Chemical inhibitors of ADAM25 function by targeting its metalloprotease domain, which is essential for its proteolytic activity. Marimastat, as a broad-spectrum matrix metalloprotease inhibitor, binds to the zinc-binding site within the metalloprotease domain of ADAM25, obstructing its ability to cleave substrate molecules. Similarly, Batimastat and Ilomastat (GM6001) are synthetic inhibitors that also target the active site of metalloproteases. These inhibitors are designed to mimic substrate transition states, thereby effectively inhibiting the catalytic activity of ADAM25. CGS 27023A and PD 166793 function in a comparable manner, occupying the active site of ADAM25 to prevent its substrate interaction and subsequent proteolysis. Ro 32-3555, although initially characterized as a collagenase inhibitor, exerts its inhibitory action on ADAM25 by blocking its metalloprotease domain, which shares functional similarities with that of collagenases.

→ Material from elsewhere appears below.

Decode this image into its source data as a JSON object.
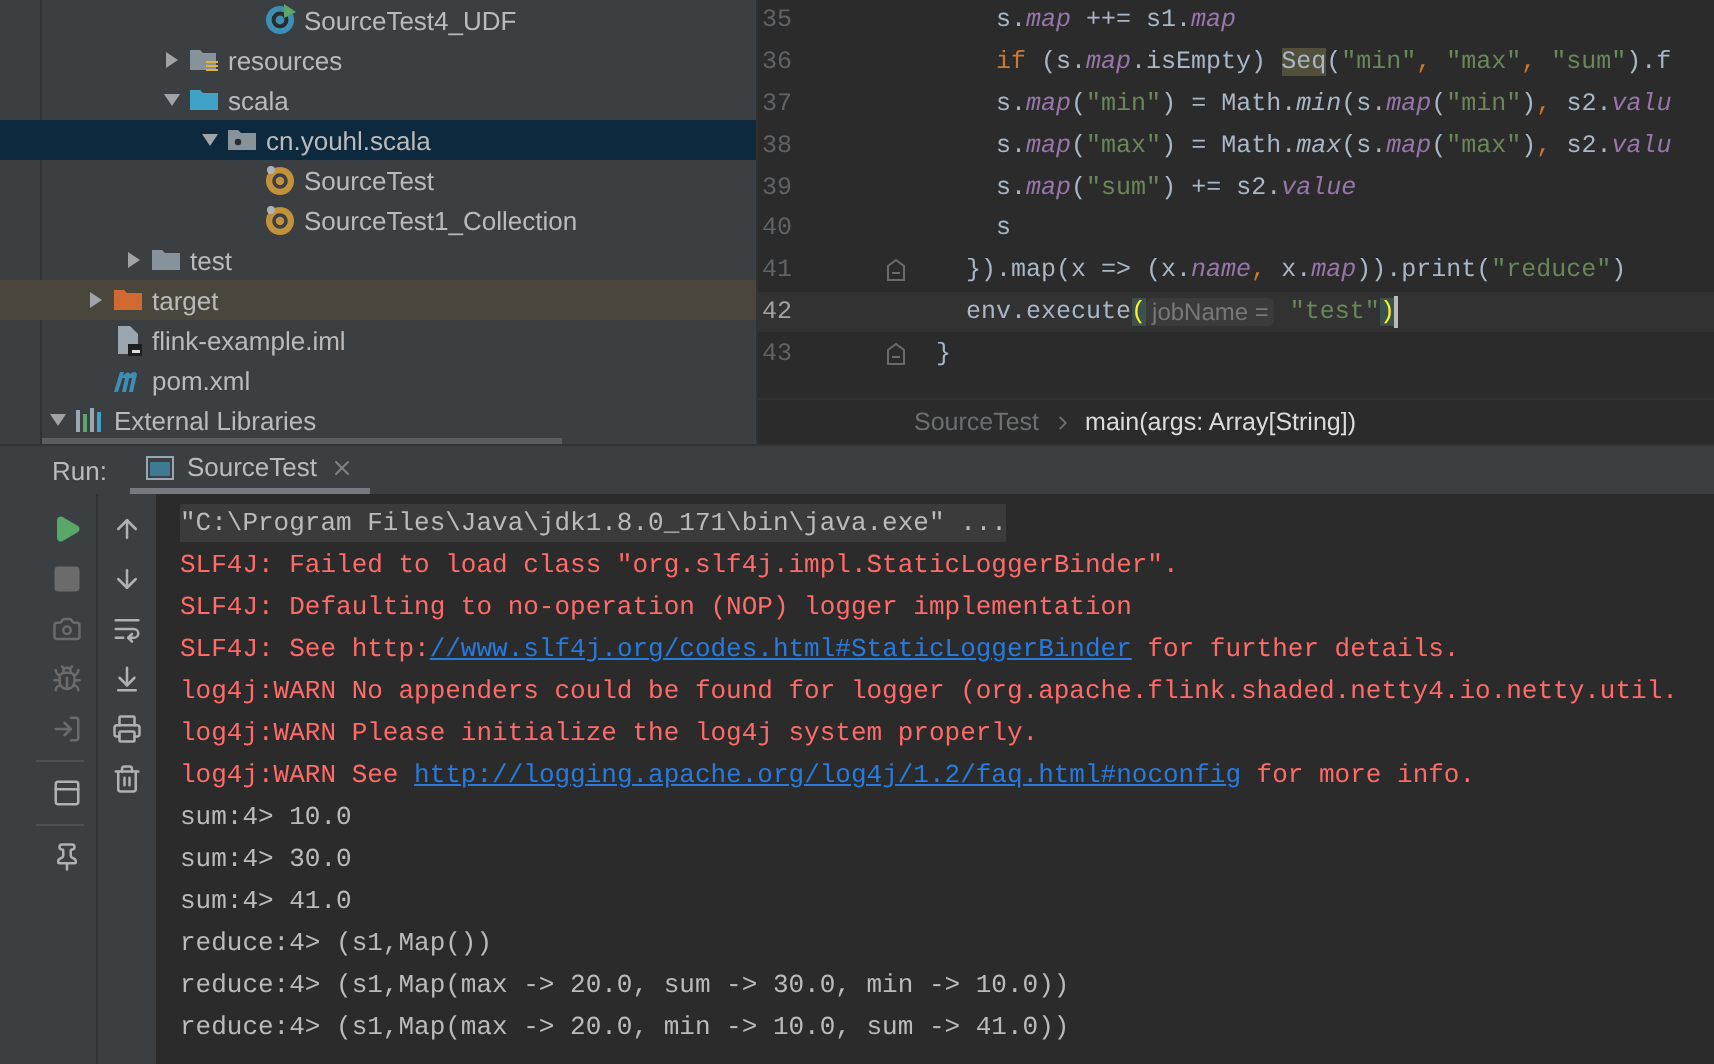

Additionally, TAPI-0 and KB-R7785, while primarily identified as inhibitors of tumor necrosis factor-α converting enzyme (TACE/ADAM17), inhibit ADAM25 by targeting the sheddase activity, which ADAM25 possesses as well. This hindrance prevents ADAM25 from releasing its substrates from the cell surface. WAY-170523, known for its selectivity towards MMP-13, can inhibit ADAM25 by a similar mechanism of action, which involves the blockade of the metalloprotease domain, leading to an overall decrease in the proteolytic activity of ADAM25. Each chemical, by binding to or interfering with the metalloprotease domain of ADAM25, ensures the protein's inability to interact with and process its specific substrates, thereby functionally inhibiting the protein's activity.